The Acute Parkinson’s team, based within Derriford Hospital, were victorious in winning an award at the national UK Parkinson’s Excellence Network awards, held in Manchester last month.
Parkinson’s, a neurological condition for which there is currently no cure, affects 145,000 people across the UK. At least two people are diagnosed with the disease every hour.
For people with Parkinson’s, being an inpatient in hospital can be particularly challenging and unnerving, especially when it comes to the administration of medication. If medication isn’t provided on time, their ability to manage their symptoms may be reduced, affecting important functions such as movement and swallowing.
In 2016, University Hospitals Plymouth NHS Trust established a specialist Parkinson’s nurse-led service, which is led by Dr Camille Carroll, Honorary Consultant Neurologist at the Trust and Associate Professor at the University of Plymouth. The service now incorporates complex and advanced therapy clinics, as well as planned ‘one-off’ clinics, to help patients with Parkinson’s to self-manage their condition better, reducing unnecessary hospital admissions and the length of potential stays.
Emma Pearson, Parkinson’s Nurse Specialist in the team, pictured with colleague Fiona Murphy, explained: “We now combine the use of the RAPA (repeat admission patient alerts) system with our patient management system. The system immediately alerts the Parkinson’s nurse service that a Parkinson’s patient has been admitted to the hospital, and enables us to speedily visit the person on the ward soon after admission, assess needs and provide medication advice, as well as ensuring that medication is received on time.
“As a service we continue to attend community Parkinson’s groups, to ensure that all Parkinson’s patients are aware of our service prior to coming to hospital, and liaise closely with other professional community services to ensure continuity of care.”
In particular, the most recent patient satisfaction survey reflects the team’s efforts to improve discharge planning for Parkinson’s patients, with the proportion of patients being seen by the specialist teams soon after discharge from hospital increasing from 37% to 87%.
“We strive to keep the service patient-centred,” adds Emma. “We therefore involve patients in all service improvement and transformation projects, with patient representation on the strategy group, and seek their input on new guidelines and pathways.

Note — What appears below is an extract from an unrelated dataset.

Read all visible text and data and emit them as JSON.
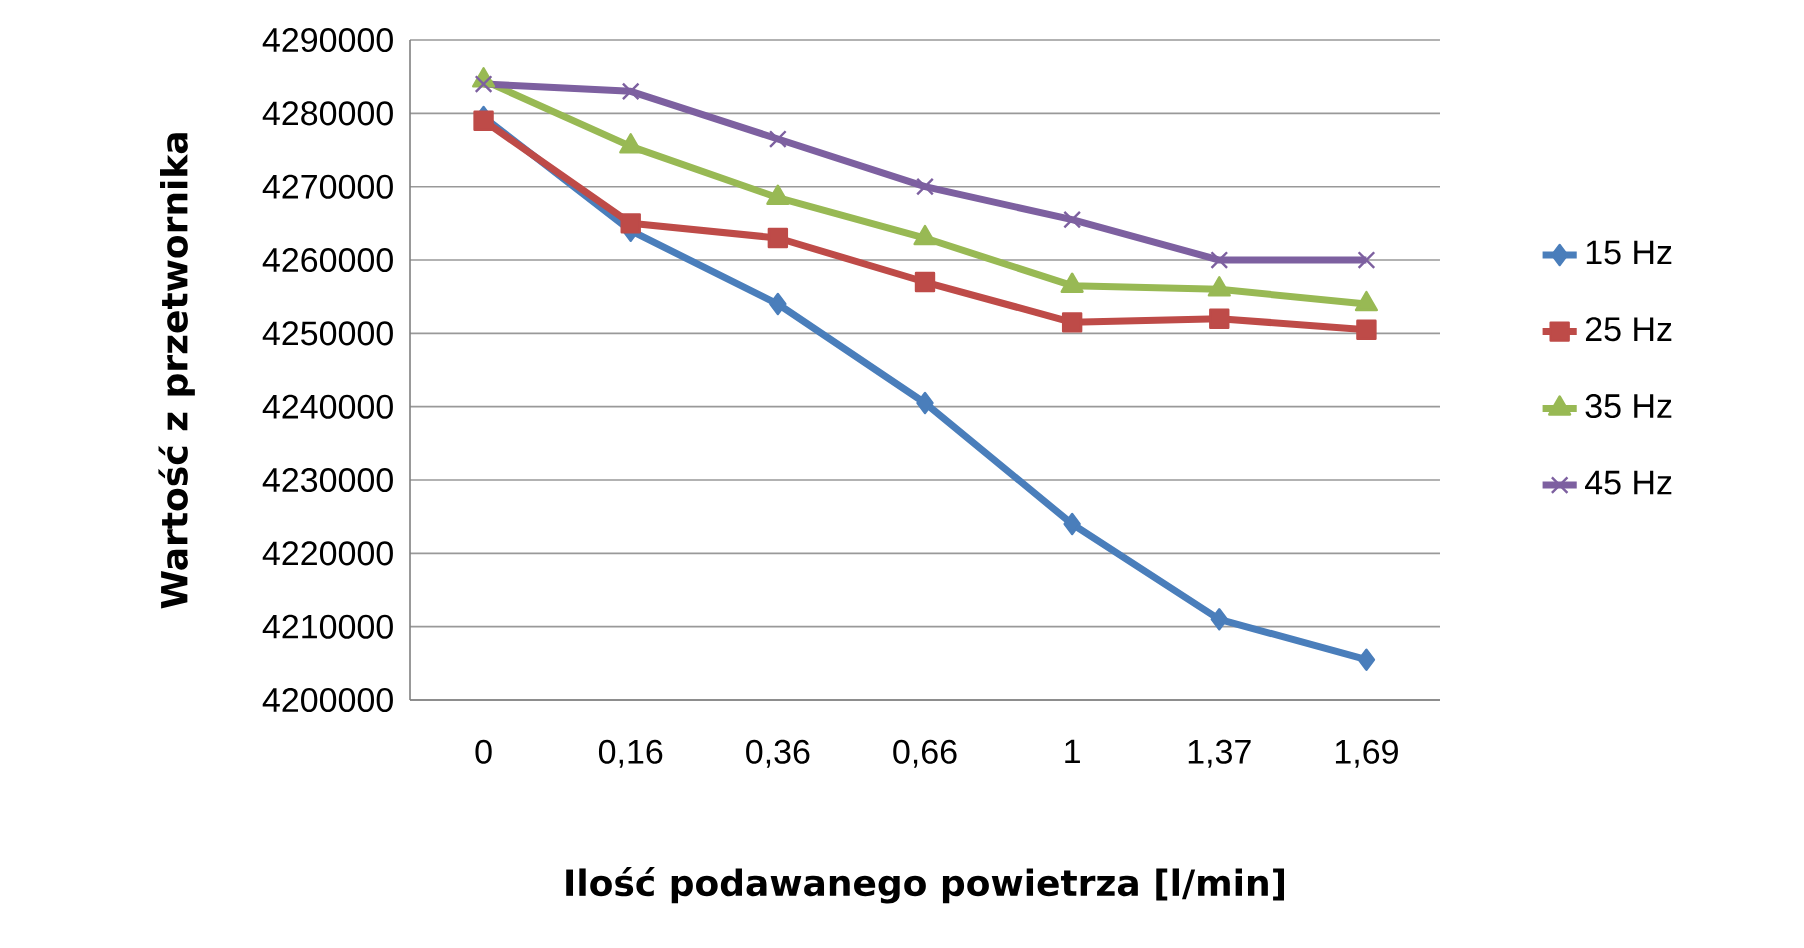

“The success of the service is also down to the wider team approach and support we receive from the Neurology department – without which we simply couldn’t do our job.”
The team were nominated for the award by Val Evans, whose husband had been a recent patient. She said: “When my husband was admitted, he was in a very distressed, frightened state. The Parkinson’s nursing team quickly came to see us and we were very reassured by their calm approach. Together we agreed an excellent care plan and it continued to work well throughout his seven-week stay in hospital, thanks to the regular follow-ups by the nursing team and their calm and patient manner.”
The award judges, which included a panel of Parkinson’s health and service professionals, as well as patients, praised the Plymouth service for its overwhelming dedication to improve the experience of people with Parkinson’s whilst in hospital, and reaching out to the community pre and post admission.
Clinical Director of the Excellent Network, Dr Donald Grosset, said: “This year the quality of entries was exceptional, and I would like to congratulate the Acute Parkinson’s team based within University Hospitals Plymouth on its well-deserved success, outstanding client feedback and for being at the forefront of exceptional Parkinson’s care.”